Sam Seaborn is not a real politician. He is a character on the television series The West Wing, but if he were real, he would have my vote without a doubt. In my opinion, the best line he had in the entire run of the series was this: “It’s not just about abortion, it’s about the next 20 years. In the ’20s and ’30s it was the role of government. ’50s and ’60s it was civil rights. The next two decades are going to be privacy. I’m talking about the Internet. I’m talking about cell phones. I’m talking about health records and who’s gay and who’s not. And moreover, in a country born on the will to be free, what could be more fundamental than this?” Why is this the best line he ever had? Because he was right. The Internet changed the world in ways nobody could have predicated and old notions of privacy simply aren’t going to survive as the world continues to change.

Anyone who followed the news over the past eighteen months has at least heard of Edward Snowden and his disclosure of details about the National Security Agency’s operations.
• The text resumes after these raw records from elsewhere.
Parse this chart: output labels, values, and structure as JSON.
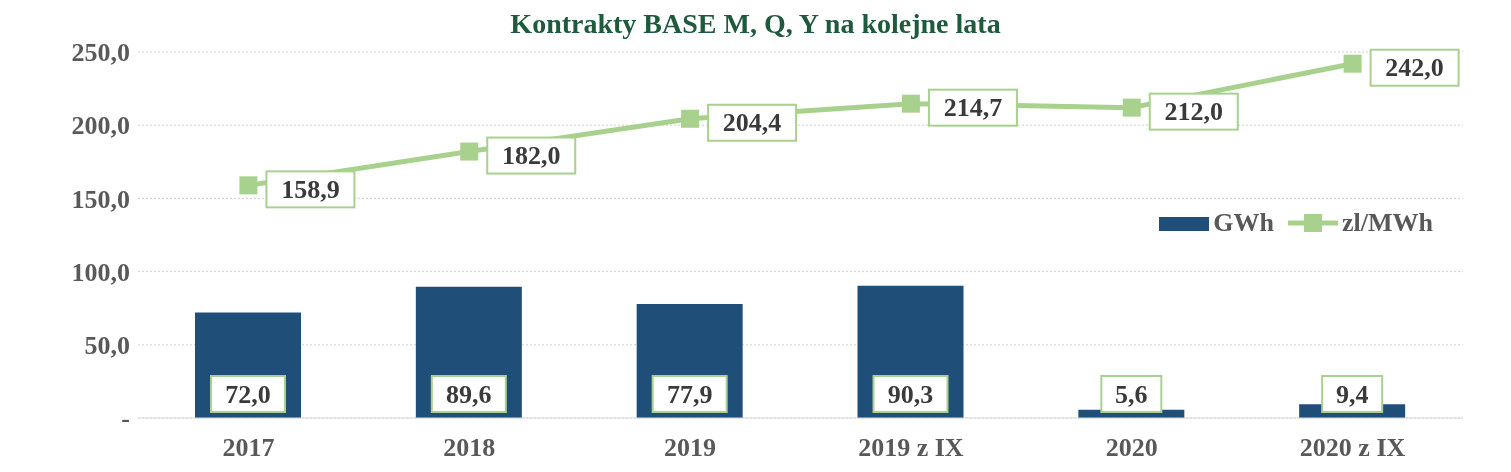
{
  "chart_data": {
    "type": "bar",
    "title": "Kontrakty BASE M, Q, Y na kolejne lata",
    "categories": [
      "2017",
      "2018",
      "2019",
      "2019 z IX",
      "2020",
      "2020 z IX"
    ],
    "series": [
      {
        "name": "GWh",
        "color": "#1f4e79",
        "values": [
          72.0,
          89.6,
          77.9,
          90.3,
          5.6,
          9.4
        ],
        "value_labels": [
          "72,0",
          "89,6",
          "77,9",
          "90,3",
          "5,6",
          "9,4"
        ]
      },
      {
        "name": "zl/MWh",
        "type": "line",
        "color": "#a9d18e",
        "marker": "square",
        "values": [
          158.9,
          182.0,
          204.4,
          214.7,
          212.0,
          242.0
        ],
        "value_labels": [
          "158,9",
          "182,0",
          "204,4",
          "214,7",
          "212,0",
          "242,0"
        ]
      }
    ],
    "ylim": [
      0,
      250
    ],
    "yticks": [
      {
        "value": 0,
        "label": "-"
      },
      {
        "value": 50,
        "label": "50,0"
      },
      {
        "value": 100,
        "label": "100,0"
      },
      {
        "value": 150,
        "label": "150,0"
      },
      {
        "value": 200,
        "label": "200,0"
      },
      {
        "value": 250,
        "label": "250,0"
      }
    ],
    "grid": "y",
    "legend": "right"
  }
}
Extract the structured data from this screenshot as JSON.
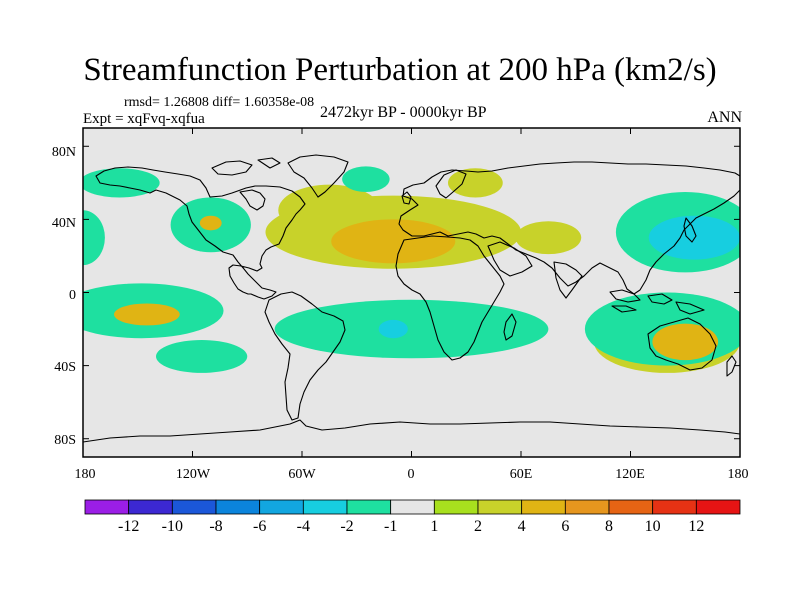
{
  "title": "Streamfunction Perturbation at 200 hPa (km2/s)",
  "stats": "rmsd= 1.26808 diff= 1.60358e-08",
  "experiment": "Expt = xqFvq-xqfua",
  "period": "2472kyr BP - 0000kyr BP",
  "season": "ANN",
  "axes": {
    "lat_ticks": [
      "80N",
      "40N",
      "0",
      "40S",
      "80S"
    ],
    "lon_ticks": [
      "180",
      "120W",
      "60W",
      "0",
      "60E",
      "120E",
      "180"
    ]
  },
  "colorbar": {
    "labels": [
      "-12",
      "-10",
      "-8",
      "-6",
      "-4",
      "-2",
      "-1",
      "1",
      "2",
      "4",
      "6",
      "8",
      "10",
      "12"
    ],
    "colors": [
      "#9b1ee6",
      "#3c28d2",
      "#1b57d9",
      "#0b84dc",
      "#12a6e0",
      "#17cee0",
      "#1ee0a0",
      "#e6e6e6",
      "#a8e01e",
      "#c8d22a",
      "#e0b414",
      "#e6961e",
      "#e66414",
      "#e63214",
      "#e61414"
    ]
  },
  "chart_data": {
    "type": "filled-contour-map",
    "title": "Streamfunction Perturbation at 200 hPa (km2/s)",
    "projection": "cylindrical equidistant",
    "lon_range": [
      -180,
      180
    ],
    "lat_range": [
      -90,
      90
    ],
    "levels": [
      -12,
      -10,
      -8,
      -6,
      -4,
      -2,
      -1,
      1,
      2,
      4,
      6,
      8,
      10,
      12
    ],
    "anomalies": [
      {
        "name": "north-atlantic-africa-high",
        "lon": -10,
        "lat": 33,
        "rx": 70,
        "ry": 20,
        "level": 2
      },
      {
        "name": "sahara-core",
        "lon": -10,
        "lat": 28,
        "rx": 34,
        "ry": 12,
        "level": 4
      },
      {
        "name": "north-atlantic-extension",
        "lon": -45,
        "lat": 45,
        "rx": 28,
        "ry": 14,
        "level": 2
      },
      {
        "name": "west-pacific-low",
        "lon": 150,
        "lat": 33,
        "rx": 38,
        "ry": 22,
        "level": -2
      },
      {
        "name": "west-pacific-low-core",
        "lon": 155,
        "lat": 30,
        "rx": 25,
        "ry": 12,
        "level": -4
      },
      {
        "name": "east-pacific-low",
        "lon": -180,
        "lat": 30,
        "rx": 12,
        "ry": 15,
        "level": -2
      },
      {
        "name": "north-america-high",
        "lon": -110,
        "lat": 40,
        "rx": 12,
        "ry": 8,
        "level": 2
      },
      {
        "name": "north-america-high-core",
        "lon": -110,
        "lat": 38,
        "rx": 6,
        "ry": 4,
        "level": 4
      },
      {
        "name": "north-america-low",
        "lon": -110,
        "lat": 37,
        "rx": 22,
        "ry": 15,
        "level": -2
      },
      {
        "name": "canada-low",
        "lon": -160,
        "lat": 60,
        "rx": 22,
        "ry": 8,
        "level": -2
      },
      {
        "name": "greenland-low",
        "lon": -25,
        "lat": 62,
        "rx": 13,
        "ry": 7,
        "level": -2
      },
      {
        "name": "scandinavia-high",
        "lon": 35,
        "lat": 60,
        "rx": 15,
        "ry": 8,
        "level": 2
      },
      {
        "name": "central-asia-high",
        "lon": 75,
        "lat": 30,
        "rx": 18,
        "ry": 9,
        "level": 2
      },
      {
        "name": "south-pacific-high",
        "lon": -145,
        "lat": -12,
        "rx": 35,
        "ry": 12,
        "level": 2
      },
      {
        "name": "south-pacific-high-core",
        "lon": -145,
        "lat": -12,
        "rx": 18,
        "ry": 6,
        "level": 4
      },
      {
        "name": "south-pacific-low",
        "lon": -148,
        "lat": -10,
        "rx": 45,
        "ry": 15,
        "level": -2
      },
      {
        "name": "south-pacific-low-2",
        "lon": -115,
        "lat": -35,
        "rx": 25,
        "ry": 9,
        "level": -2
      },
      {
        "name": "south-atlantic-low",
        "lon": 0,
        "lat": -20,
        "rx": 75,
        "ry": 16,
        "level": -2
      },
      {
        "name": "south-atlantic-low-core",
        "lon": -10,
        "lat": -20,
        "rx": 8,
        "ry": 5,
        "level": -4
      },
      {
        "name": "australia-high",
        "lon": 140,
        "lat": -27,
        "rx": 40,
        "ry": 17,
        "level": 2
      },
      {
        "name": "australia-high-core",
        "lon": 150,
        "lat": -27,
        "rx": 18,
        "ry": 10,
        "level": 4
      },
      {
        "name": "australia-low",
        "lon": 140,
        "lat": -20,
        "rx": 45,
        "ry": 20,
        "level": -2
      }
    ]
  }
}
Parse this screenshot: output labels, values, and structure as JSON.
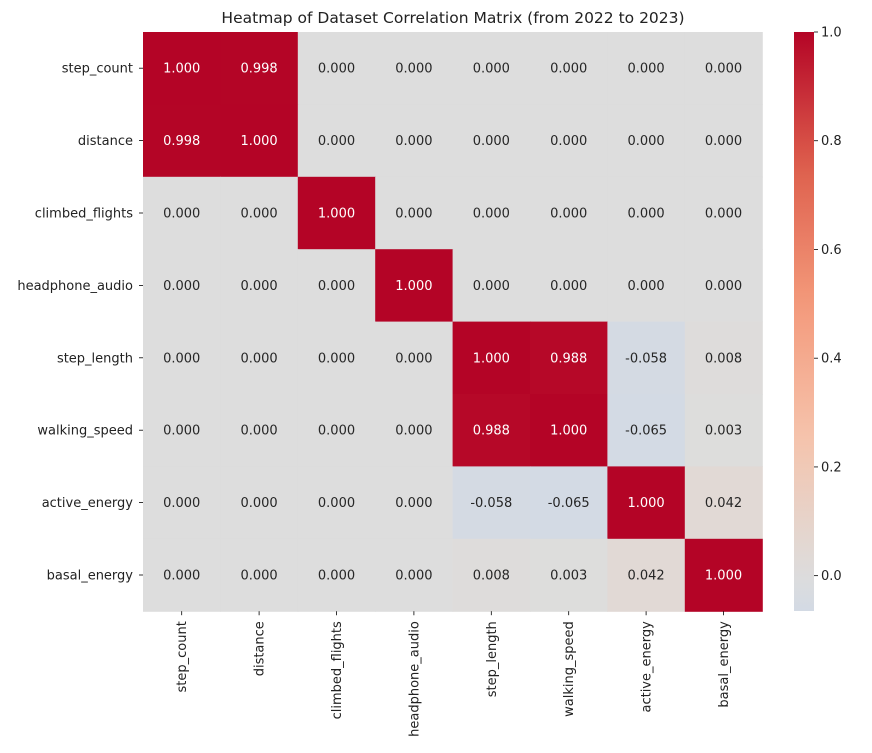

Every news cycle seems to contain more information about the agency and how its operations violate the privacy of millions of Americans. We hear about collection of data from cell phones, Internet traffic, and companies being forced to disclose information gathered from their customers. These companies must comply because of rulings from secret courts and they are held to secrecy in the name of national security and antiterrorism. While this seems like a massive problem on its own, government actions make up only a small portion of privacy issues today. Every major online company collects data from its users. Google records everything its customers search for, click on, and read. Facebook tracks user interests both within its own service and on other websites. Many other sites do the same in order to provide better service or show targeted ads. Nothing you, me, or anyone else does on the Internet is private. And the worst part of all of this? Nobody cares.

When most people hear about privacy issues they shrug them off, asking, “Why should I care if I have nothing to hide?” This attitude is what I want to change. I want people to care about their privacy again. Twenty years ago most people would have been appalled if everyone they knew (and in many cases, people they don’t) could look into their daily lives and see where they were and what they were doing at any given time. Today, we post everything we do on Facebook, Twitter, or Instagram. We willfully give all of our personal information to Google, Facebook, Apple, and Microsoft. We look the other way when we hear about the government invading our privacy.

I must admit I am a hypocrite. I am a Facebook user, I have an Android phone, and I use Gmail. All three of those things involve sending large amounts of personal information to outside companies. Why do I do this while I write so strongly about privacy? My answer is simple and is the same answer you would hear from many other people. I trade some of my privacy for the convenience of using these services. Obviously people aren’t going to completely stop using products that collect data, and frankly this is nearly impossible. I believe businesses should strive for a business model that doesn’t need information from its users so that their users can trust them. If people start to care about their privacy and privacy-minded corporations start to pop up the former will be drawn to the latter and other groups will lose out. I know this is a monumental task but I feel it is possible.

Sam was right when he said privacy would be the focus of the next two decades. What I didn’t tell you is that quote is from an episode that aired in 1999. When the episode aired, the World Wide Web was only ten years old, Facebook, MySpace, and Twitter didn’t exist, and Google was less than a year old. Fifteen years later Sam is still right and it looks like the situation will have to get worse before it gets better, but we still have five years left. Think of what we can accomplish in five years if we make privacy a priority.